Pero no. Ni Largo Caballero ni Prieto fueron lo que Maroto pretende. No fueron padres de la democracia, sino artesanos del desastre. No fueron constructores de convivencia, sino saboteadores del orden constitucional. Y, por mucho que el Tribunal Supremo se haya pronunciado en cuestiones formales sobre la retirada de sus nombres —cuestiones que nada tienen que ver con el juicio moral sobre su legado—, eso no convierte a estos personajes en dignos de homenaje público.
Largo Caballero, el apodado “Lenin español”, no necesitó una guerra para mostrar su desprecio por la democracia. Le bastaron unas elecciones. Perdió en 1933 y en lugar de aceptar el resultado, organizó una insurrección armada en octubre de 1934 que dejó cientos de muertos, decenas de iglesias arrasadas y miles de presos políticos. Fue uno de los responsables de colocar los cimientos del caos que desembocó en la Guerra Civil. Y cuando llegó a la jefatura del Gobierno en 1936, no solo no contuvo la violencia: la institucionalizó. Bajo su mandato se organizaron checas, se fusiló sin juicio, se purgó a los propios aliados políticos, se disolvió cualquier atisbo de legalidad.
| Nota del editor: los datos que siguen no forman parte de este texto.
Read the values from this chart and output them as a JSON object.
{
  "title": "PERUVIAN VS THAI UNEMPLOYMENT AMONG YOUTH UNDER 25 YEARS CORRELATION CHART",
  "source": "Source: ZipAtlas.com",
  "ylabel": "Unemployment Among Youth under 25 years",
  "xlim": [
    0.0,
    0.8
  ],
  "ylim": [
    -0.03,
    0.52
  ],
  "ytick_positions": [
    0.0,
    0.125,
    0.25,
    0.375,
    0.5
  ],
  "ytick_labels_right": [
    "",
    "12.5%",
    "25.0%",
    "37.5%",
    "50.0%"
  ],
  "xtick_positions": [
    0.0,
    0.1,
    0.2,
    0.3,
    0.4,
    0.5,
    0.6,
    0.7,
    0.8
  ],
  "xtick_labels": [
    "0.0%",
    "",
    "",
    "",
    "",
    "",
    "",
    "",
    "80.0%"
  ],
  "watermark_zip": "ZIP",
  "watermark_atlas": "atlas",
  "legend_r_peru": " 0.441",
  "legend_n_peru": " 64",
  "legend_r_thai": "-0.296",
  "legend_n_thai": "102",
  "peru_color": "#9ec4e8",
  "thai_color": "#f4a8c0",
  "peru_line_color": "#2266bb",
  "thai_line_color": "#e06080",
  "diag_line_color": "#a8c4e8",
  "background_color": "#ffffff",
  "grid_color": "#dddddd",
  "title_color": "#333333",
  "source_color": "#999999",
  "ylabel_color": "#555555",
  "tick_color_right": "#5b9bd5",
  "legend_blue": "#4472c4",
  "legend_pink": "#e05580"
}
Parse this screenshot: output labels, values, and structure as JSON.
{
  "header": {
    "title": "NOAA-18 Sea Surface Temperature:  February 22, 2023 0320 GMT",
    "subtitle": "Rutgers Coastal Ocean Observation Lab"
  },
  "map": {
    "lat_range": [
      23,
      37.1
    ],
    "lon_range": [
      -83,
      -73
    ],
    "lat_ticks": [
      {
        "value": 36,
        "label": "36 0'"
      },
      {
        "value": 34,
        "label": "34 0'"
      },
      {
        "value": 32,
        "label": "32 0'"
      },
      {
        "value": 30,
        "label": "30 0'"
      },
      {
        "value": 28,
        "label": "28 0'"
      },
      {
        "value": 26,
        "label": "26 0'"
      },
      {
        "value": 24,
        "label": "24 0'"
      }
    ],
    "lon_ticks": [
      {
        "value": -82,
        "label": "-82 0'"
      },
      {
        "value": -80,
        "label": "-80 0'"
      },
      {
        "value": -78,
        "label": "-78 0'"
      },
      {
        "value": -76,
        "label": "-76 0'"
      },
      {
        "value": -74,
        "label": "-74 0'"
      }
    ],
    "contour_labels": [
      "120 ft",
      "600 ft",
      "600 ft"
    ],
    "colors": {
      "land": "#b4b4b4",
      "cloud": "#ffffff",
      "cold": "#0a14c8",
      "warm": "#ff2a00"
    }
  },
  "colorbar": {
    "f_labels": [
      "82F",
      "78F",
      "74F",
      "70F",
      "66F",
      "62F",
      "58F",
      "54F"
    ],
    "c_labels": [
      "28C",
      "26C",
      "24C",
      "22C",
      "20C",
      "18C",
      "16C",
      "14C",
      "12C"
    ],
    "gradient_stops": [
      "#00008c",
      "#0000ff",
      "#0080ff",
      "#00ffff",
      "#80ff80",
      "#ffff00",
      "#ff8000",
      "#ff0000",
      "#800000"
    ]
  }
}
Indalecio Prieto, aunque más hábil con la palabra, no fue mejor con los hechos. También participó activamente en el golpe del 34. También financió milicias. También utilizó su poder para promover la militarización del socialismo y preparar el terreno para una lucha civil. No fue un moderado, sino un radical pragmático. Ni defendió la paz ni la legalidad, sino el poder de su partido por encima de la nación.
Y hoy, en pleno 2025, la portavoz socialista en Madrid exige no solo devolverles los honores, sino pedirles perdón. A ellos. A quienes atentaron contra la República cuando no ganaban en las urnas. A quienes fomentaron la violencia como vía política. A quienes sembraron el odio de clase, la persecución religiosa, el desorden permanente.
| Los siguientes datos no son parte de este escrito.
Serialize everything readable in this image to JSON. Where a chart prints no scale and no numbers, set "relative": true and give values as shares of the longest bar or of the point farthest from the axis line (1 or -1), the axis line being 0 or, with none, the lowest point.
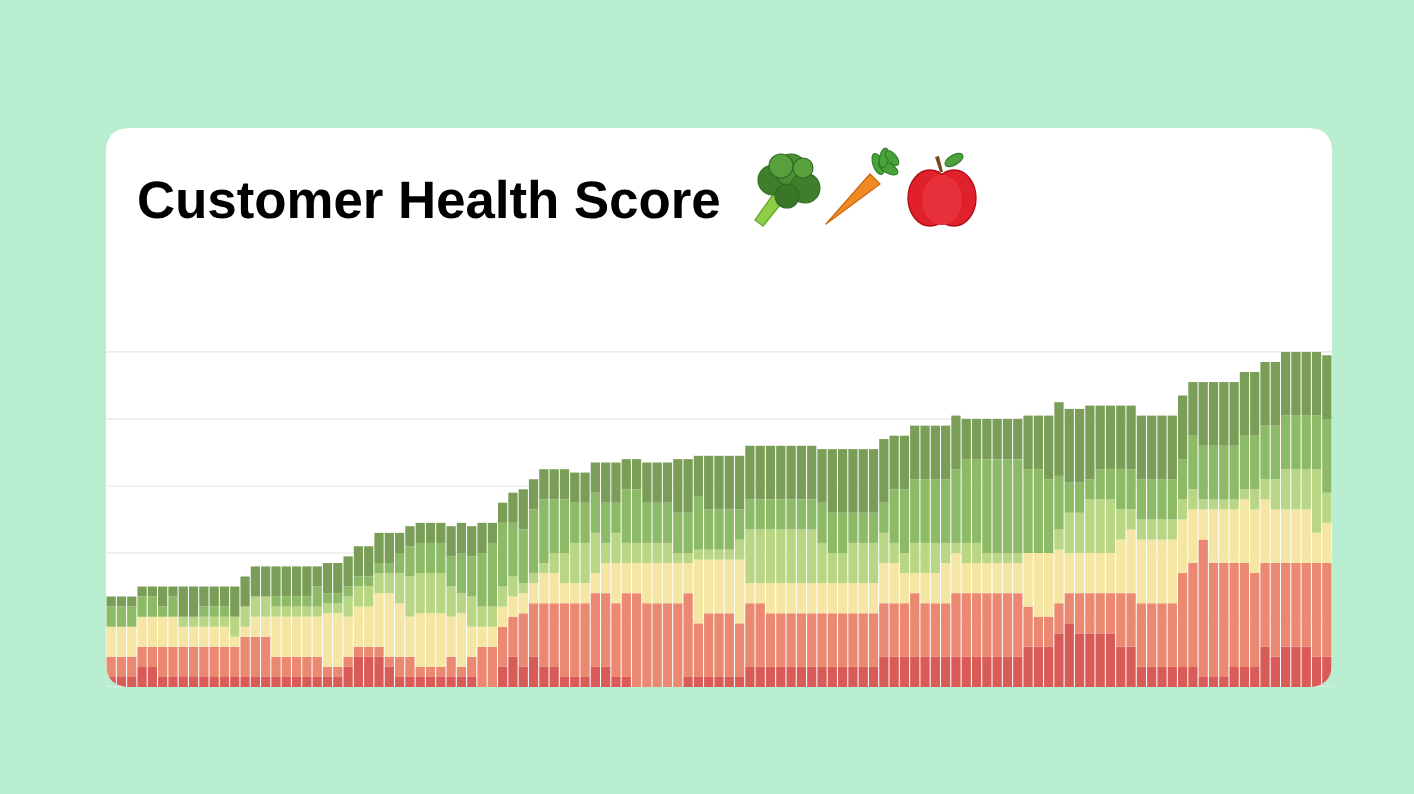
{
  "chart_data": {
    "type": "bar",
    "title": "Customer Health Score",
    "categories": [
      null,
      null,
      null,
      null,
      null,
      null,
      null,
      null,
      null,
      null,
      null,
      null,
      null,
      null,
      null,
      null,
      null,
      null,
      null,
      null,
      null,
      null,
      null,
      null,
      null,
      null,
      null,
      null,
      null,
      null,
      null,
      null,
      null,
      null,
      null,
      null,
      null,
      null,
      null,
      null,
      null,
      null,
      null,
      null,
      null,
      null,
      null,
      null,
      null,
      null,
      null,
      null,
      null,
      null,
      null,
      null,
      null,
      null,
      null,
      null,
      null,
      null,
      null,
      null,
      null,
      null,
      null,
      null,
      null,
      null,
      null,
      null,
      null,
      null,
      null,
      null,
      null,
      null,
      null,
      null,
      null,
      null,
      null,
      null,
      null,
      null,
      null,
      null,
      null,
      null,
      null,
      null,
      null,
      null,
      null,
      null,
      null,
      null,
      null,
      null,
      null,
      null,
      null,
      null,
      null,
      null,
      null,
      null,
      null,
      null,
      null,
      null,
      null,
      null,
      null,
      null,
      null,
      null,
      null
    ],
    "stacked": true,
    "relative": true,
    "grid": "y",
    "series": [
      {
        "color": "#d95b57",
        "values": [
          0.03,
          0.03,
          0.03,
          0.06,
          0.06,
          0.03,
          0.03,
          0.03,
          0.03,
          0.03,
          0.03,
          0.03,
          0.03,
          0.03,
          0.03,
          0.03,
          0.03,
          0.03,
          0.03,
          0.03,
          0.03,
          0.03,
          0.03,
          0.06,
          0.09,
          0.09,
          0.09,
          0.06,
          0.03,
          0.03,
          0.03,
          0.03,
          0.03,
          0.03,
          0.03,
          0.03,
          0,
          0,
          0.06,
          0.09,
          0.06,
          0.09,
          0.06,
          0.06,
          0.03,
          0.03,
          0.03,
          0.06,
          0.06,
          0.03,
          0.03,
          0,
          0,
          0,
          0,
          0,
          0.03,
          0.03,
          0.03,
          0.03,
          0.03,
          0.03,
          0.06,
          0.06,
          0.06,
          0.06,
          0.06,
          0.06,
          0.06,
          0.06,
          0.06,
          0.06,
          0.06,
          0.06,
          0.06,
          0.09,
          0.09,
          0.09,
          0.09,
          0.09,
          0.09,
          0.09,
          0.09,
          0.09,
          0.09,
          0.09,
          0.09,
          0.09,
          0.09,
          0.12,
          0.12,
          0.12,
          0.16,
          0.19,
          0.16,
          0.16,
          0.16,
          0.16,
          0.12,
          0.12,
          0.06,
          0.06,
          0.06,
          0.06,
          0.06,
          0.06,
          0.03,
          0.03,
          0.03,
          0.06,
          0.06,
          0.06,
          0.12,
          0.09,
          0.12,
          0.12,
          0.12,
          0.09,
          0.09
        ]
      },
      {
        "color": "#ea8872",
        "values": [
          0.06,
          0.06,
          0.06,
          0.06,
          0.06,
          0.09,
          0.09,
          0.09,
          0.09,
          0.09,
          0.09,
          0.09,
          0.09,
          0.12,
          0.12,
          0.12,
          0.06,
          0.06,
          0.06,
          0.06,
          0.06,
          0.03,
          0.03,
          0.03,
          0.03,
          0.03,
          0.03,
          0.03,
          0.06,
          0.06,
          0.03,
          0.03,
          0.03,
          0.06,
          0.03,
          0.06,
          0.12,
          0.12,
          0.12,
          0.12,
          0.16,
          0.16,
          0.19,
          0.19,
          0.22,
          0.22,
          0.22,
          0.22,
          0.22,
          0.22,
          0.25,
          0.28,
          0.25,
          0.25,
          0.25,
          0.25,
          0.25,
          0.16,
          0.19,
          0.19,
          0.19,
          0.16,
          0.19,
          0.19,
          0.16,
          0.16,
          0.16,
          0.16,
          0.16,
          0.16,
          0.16,
          0.16,
          0.16,
          0.16,
          0.16,
          0.16,
          0.16,
          0.16,
          0.19,
          0.16,
          0.16,
          0.16,
          0.19,
          0.19,
          0.19,
          0.19,
          0.19,
          0.19,
          0.19,
          0.12,
          0.09,
          0.09,
          0.09,
          0.09,
          0.12,
          0.12,
          0.12,
          0.12,
          0.16,
          0.16,
          0.19,
          0.19,
          0.19,
          0.19,
          0.28,
          0.31,
          0.41,
          0.34,
          0.34,
          0.31,
          0.31,
          0.28,
          0.25,
          0.28,
          0.25,
          0.25,
          0.25,
          0.28,
          0.28
        ]
      },
      {
        "color": "#f6e6a3",
        "values": [
          0.09,
          0.09,
          0.09,
          0.09,
          0.09,
          0.09,
          0.09,
          0.06,
          0.06,
          0.06,
          0.06,
          0.06,
          0.03,
          0.03,
          0.06,
          0.06,
          0.12,
          0.12,
          0.12,
          0.12,
          0.12,
          0.16,
          0.16,
          0.12,
          0.12,
          0.12,
          0.16,
          0.19,
          0.16,
          0.12,
          0.16,
          0.16,
          0.16,
          0.12,
          0.16,
          0.09,
          0.06,
          0.06,
          0.06,
          0.06,
          0.06,
          0.06,
          0.09,
          0.09,
          0.06,
          0.06,
          0.06,
          0.06,
          0.09,
          0.12,
          0.09,
          0.09,
          0.12,
          0.12,
          0.12,
          0.12,
          0.09,
          0.19,
          0.16,
          0.16,
          0.16,
          0.19,
          0.06,
          0.06,
          0.09,
          0.09,
          0.09,
          0.09,
          0.09,
          0.09,
          0.09,
          0.09,
          0.09,
          0.09,
          0.09,
          0.12,
          0.12,
          0.09,
          0.06,
          0.09,
          0.09,
          0.12,
          0.12,
          0.09,
          0.09,
          0.09,
          0.09,
          0.09,
          0.09,
          0.16,
          0.19,
          0.19,
          0.16,
          0.12,
          0.12,
          0.12,
          0.12,
          0.12,
          0.16,
          0.19,
          0.19,
          0.19,
          0.19,
          0.19,
          0.16,
          0.16,
          0.09,
          0.16,
          0.16,
          0.16,
          0.19,
          0.19,
          0.19,
          0.16,
          0.16,
          0.16,
          0.16,
          0.09,
          0.12
        ]
      },
      {
        "color": "#b8d683",
        "values": [
          0,
          0,
          0,
          0,
          0,
          0,
          0,
          0.03,
          0.03,
          0.03,
          0.03,
          0.03,
          0.06,
          0.06,
          0.06,
          0.06,
          0.03,
          0.03,
          0.03,
          0.03,
          0.03,
          0.03,
          0.03,
          0.06,
          0.06,
          0.06,
          0.06,
          0.06,
          0.09,
          0.12,
          0.12,
          0.12,
          0.12,
          0.09,
          0.06,
          0.09,
          0.06,
          0.06,
          0.06,
          0.06,
          0.03,
          0.03,
          0.03,
          0.06,
          0.09,
          0.12,
          0.12,
          0.12,
          0.06,
          0.09,
          0.06,
          0.06,
          0.06,
          0.06,
          0.06,
          0.03,
          0.03,
          0.03,
          0.03,
          0.03,
          0.03,
          0.06,
          0.16,
          0.16,
          0.16,
          0.16,
          0.16,
          0.16,
          0.16,
          0.12,
          0.09,
          0.09,
          0.12,
          0.12,
          0.12,
          0.09,
          0.06,
          0.06,
          0.09,
          0.09,
          0.09,
          0.06,
          0.03,
          0.06,
          0.06,
          0.03,
          0.03,
          0.03,
          0.03,
          0,
          0,
          0,
          0.06,
          0.12,
          0.12,
          0.16,
          0.16,
          0.16,
          0.09,
          0.06,
          0.06,
          0.06,
          0.06,
          0.06,
          0.06,
          0.06,
          0.03,
          0.03,
          0.03,
          0.03,
          0.03,
          0.06,
          0.06,
          0.09,
          0.12,
          0.12,
          0.12,
          0.19,
          0.09
        ]
      },
      {
        "color": "#8dba67",
        "values": [
          0.06,
          0.06,
          0.06,
          0.06,
          0.06,
          0.03,
          0.06,
          0,
          0,
          0.03,
          0.03,
          0.03,
          0,
          0,
          0,
          0,
          0.03,
          0.03,
          0.03,
          0.03,
          0.06,
          0.03,
          0.03,
          0.03,
          0.03,
          0.03,
          0.03,
          0.03,
          0.06,
          0.09,
          0.09,
          0.09,
          0.09,
          0.09,
          0.12,
          0.12,
          0.16,
          0.19,
          0.19,
          0.16,
          0.16,
          0.19,
          0.19,
          0.16,
          0.16,
          0.12,
          0.12,
          0.12,
          0.12,
          0.09,
          0.16,
          0.16,
          0.12,
          0.12,
          0.12,
          0.12,
          0.12,
          0.16,
          0.12,
          0.12,
          0.12,
          0.09,
          0.09,
          0.09,
          0.09,
          0.09,
          0.09,
          0.09,
          0.09,
          0.12,
          0.12,
          0.12,
          0.09,
          0.09,
          0.09,
          0.09,
          0.16,
          0.19,
          0.19,
          0.19,
          0.19,
          0.19,
          0.22,
          0.25,
          0.25,
          0.28,
          0.28,
          0.28,
          0.28,
          0.25,
          0.25,
          0.22,
          0.16,
          0.09,
          0.09,
          0.06,
          0.09,
          0.09,
          0.12,
          0.12,
          0.12,
          0.12,
          0.12,
          0.12,
          0.12,
          0.16,
          0.16,
          0.16,
          0.16,
          0.16,
          0.16,
          0.16,
          0.16,
          0.16,
          0.16,
          0.16,
          0.16,
          0.16,
          0.22
        ]
      },
      {
        "color": "#7a9e57",
        "values": [
          0.03,
          0.03,
          0.03,
          0.03,
          0.03,
          0.06,
          0.03,
          0.09,
          0.09,
          0.06,
          0.06,
          0.06,
          0.09,
          0.09,
          0.09,
          0.09,
          0.09,
          0.09,
          0.09,
          0.09,
          0.06,
          0.09,
          0.09,
          0.09,
          0.09,
          0.09,
          0.09,
          0.09,
          0.06,
          0.06,
          0.06,
          0.06,
          0.06,
          0.09,
          0.09,
          0.09,
          0.09,
          0.06,
          0.06,
          0.09,
          0.12,
          0.09,
          0.09,
          0.09,
          0.09,
          0.09,
          0.09,
          0.09,
          0.12,
          0.12,
          0.09,
          0.09,
          0.12,
          0.12,
          0.12,
          0.16,
          0.16,
          0.12,
          0.16,
          0.16,
          0.16,
          0.16,
          0.16,
          0.16,
          0.16,
          0.16,
          0.16,
          0.16,
          0.16,
          0.16,
          0.19,
          0.19,
          0.19,
          0.19,
          0.19,
          0.19,
          0.16,
          0.16,
          0.16,
          0.16,
          0.16,
          0.16,
          0.16,
          0.12,
          0.12,
          0.12,
          0.12,
          0.12,
          0.12,
          0.16,
          0.16,
          0.19,
          0.22,
          0.22,
          0.22,
          0.22,
          0.19,
          0.19,
          0.19,
          0.19,
          0.19,
          0.19,
          0.19,
          0.19,
          0.19,
          0.16,
          0.19,
          0.19,
          0.19,
          0.19,
          0.19,
          0.19,
          0.19,
          0.19,
          0.19,
          0.19,
          0.19,
          0.19,
          0.19
        ]
      }
    ]
  }
}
¿Dónde está el límite? ¿A quién más hay que homenajear? ¿A Durruti? ¿A Líster? ¿A los pistoleros de la FAI? Porque si la lógica es que “lucharon por la democracia” sin importar sus métodos ni sus consecuencias, entonces cabe todo. También el crimen. También la traición. También el terror.
Lo que hace Maroto no es un ejercicio de memoria histórica. Es propaganda. Es revisionismo de trinchera. Es volver a fabricar héroes de bronce con barro ideológico. Porque lo importante no es la verdad, sino la narrativa. No es lo que hicieron, sino para qué bando lo hicieron. Y como lo hicieron desde la izquierda, se les perdona todo. Hasta el odio. Hasta la sangre.
Pero las calles de Madrid no están para eso. No están para premiar biografías manchadas. No están para rendir tributo a quienes despreciaron la paz cuando no les servía. Están para recordar a quienes unieron, no a quienes dividieron. A quienes defendieron la legalidad, no a quienes la dinamitaron cuando no les convenía.
Maroto, como tantos otros, confunde memoria con homenaje. Y olvida que la memoria también exige verdad. Verdad incómoda, sí. Verdad que no cabe en los discursos oficiales, ni en los eslóganes de campaña. Pero verdad al fin y al cabo.
Y la verdad es que ni Largo Caballero ni Indalecio Prieto merecen una calle en Madrid. Lo que merecen es una revisión honesta, sin aplausos ni reverencias. Una en la que se diga claramente que lucharon, sí, pero no por la democracia, sino contra ella.